Though we do slightly alter the 5th edition rules on returning to life, as we have a house-rule to treat all expensive and expended material components as if they were normal material components - so if the party knows a spell to bring a character back to life, there is never a "do we have enough diamonds?" check to potentially fail.
That said, I should also mention that I don't use death as the only consequence of failure. I make sure that scenarios make sense, so while a hungry wild beast might be trying to kill and cart off a single creature, it won't try to kill the entire party, and while undead are likely mindless and aiming to kill, hobgoblins often want to take prisoners, and so on.
Edit: Oh, and we never fudge die rolls under any circumstances other than if I've decided to have players roll randomly to fill out a treasure they've just found (players rolling to save time, and keep them feeling engaged, rather than me taking longer to do it all myself on the spot while they feel they are in non-game mode) - but that's not really fudging since I say "Hmm, no, that result doesn't make sense here" or "That's not worth what you just went through to get it" and telling them plainly to roll again.

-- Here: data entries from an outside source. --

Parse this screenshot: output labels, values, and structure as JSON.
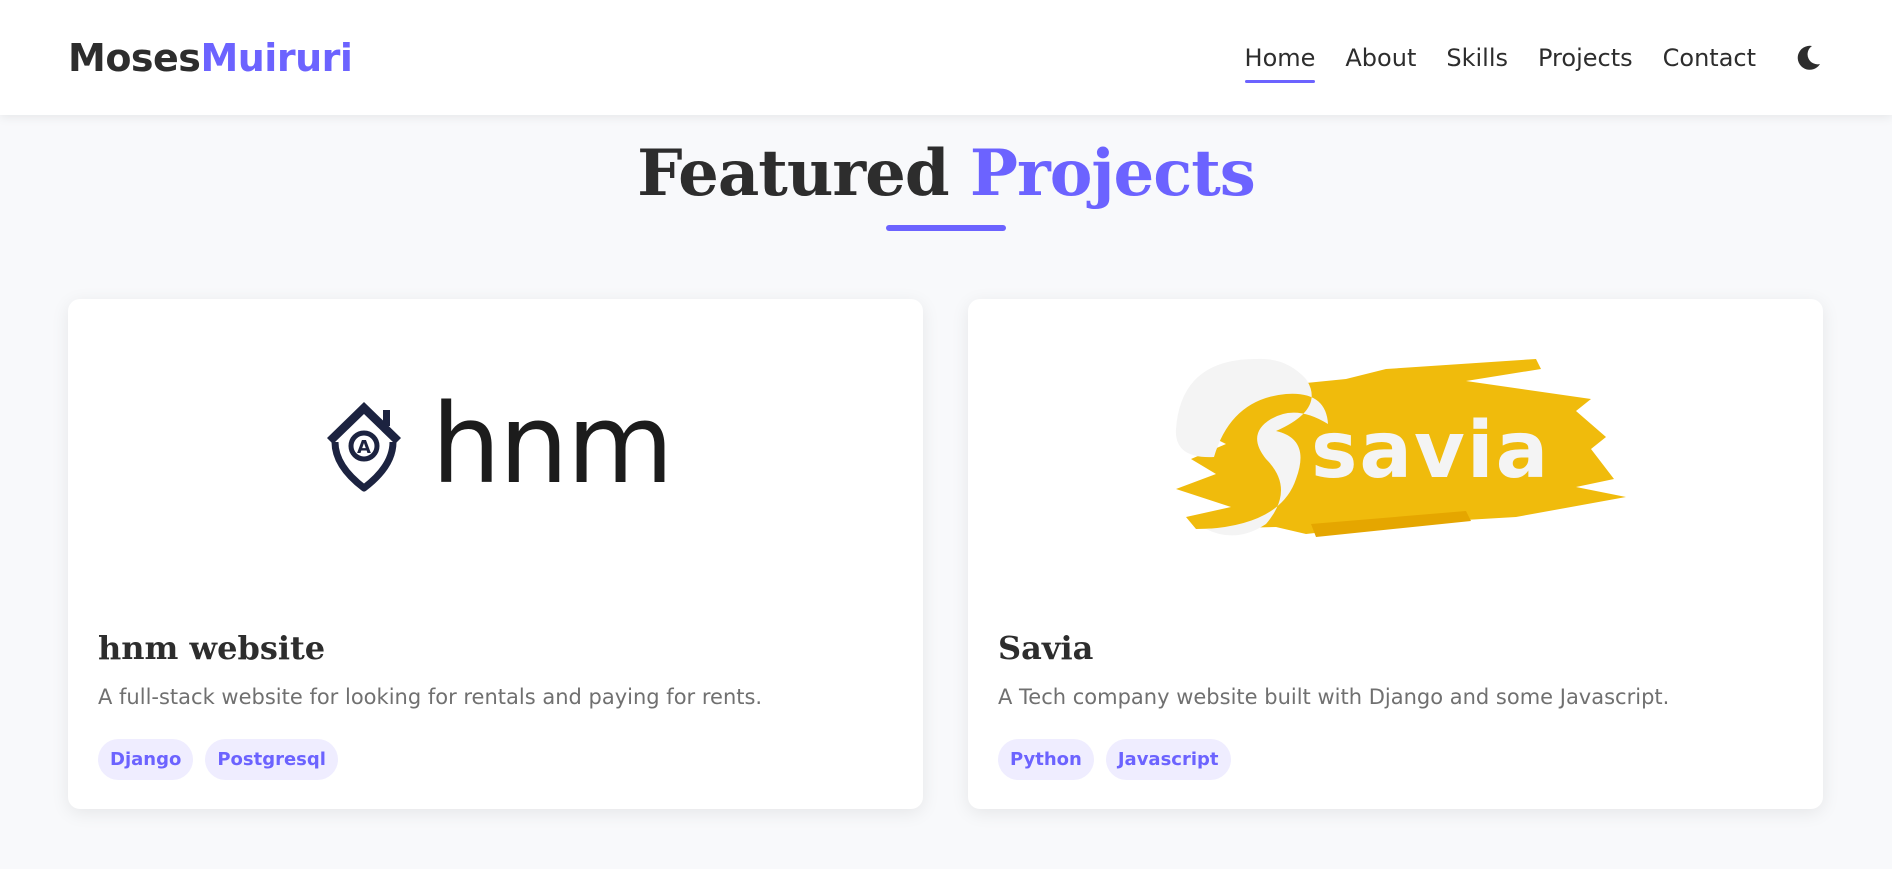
{
  "brand": {
    "first": "Moses",
    "second": "Muiruri"
  },
  "nav": {
    "items": [
      {
        "label": "Home",
        "active": true
      },
      {
        "label": "About",
        "active": false
      },
      {
        "label": "Skills",
        "active": false
      },
      {
        "label": "Projects",
        "active": false
      },
      {
        "label": "Contact",
        "active": false
      }
    ],
    "theme_icon": "moon-icon"
  },
  "section": {
    "title_part1": "Featured",
    "title_part2": "Projects"
  },
  "projects": [
    {
      "logo_text": "hnm",
      "title": "hnm website",
      "description": "A full-stack website for looking for rentals and paying for rents.",
      "tags": [
        "Django",
        "Postgresql"
      ]
    },
    {
      "logo_text": "savia",
      "title": "Savia",
      "description": "A Tech company website built with Django and some Javascript.",
      "tags": [
        "Python",
        "Javascript"
      ]
    }
  ],
  "colors": {
    "accent": "#6c63ff",
    "text": "#2d2d2d",
    "muted": "#707070",
    "tag_bg": "#efedff",
    "savia_yellow": "#f0bb0c"
  }
}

This is pretty much how our group handles it. We all accept the rules as they are for character death. Though sometimes what may seem like a TPK may turn out to be a captured scenario instead. It depends on the situation and whatever will be the most fun to play out. If the group drops and wakes up in the enemy's prison, it could be more fun to play the imprisonment and escape rather than make up new characters and fit them into the campaign. We do have character death when it makes sense. Being an adventurer is dangerous, after all. Though doing what is fun always trumps rules at our table.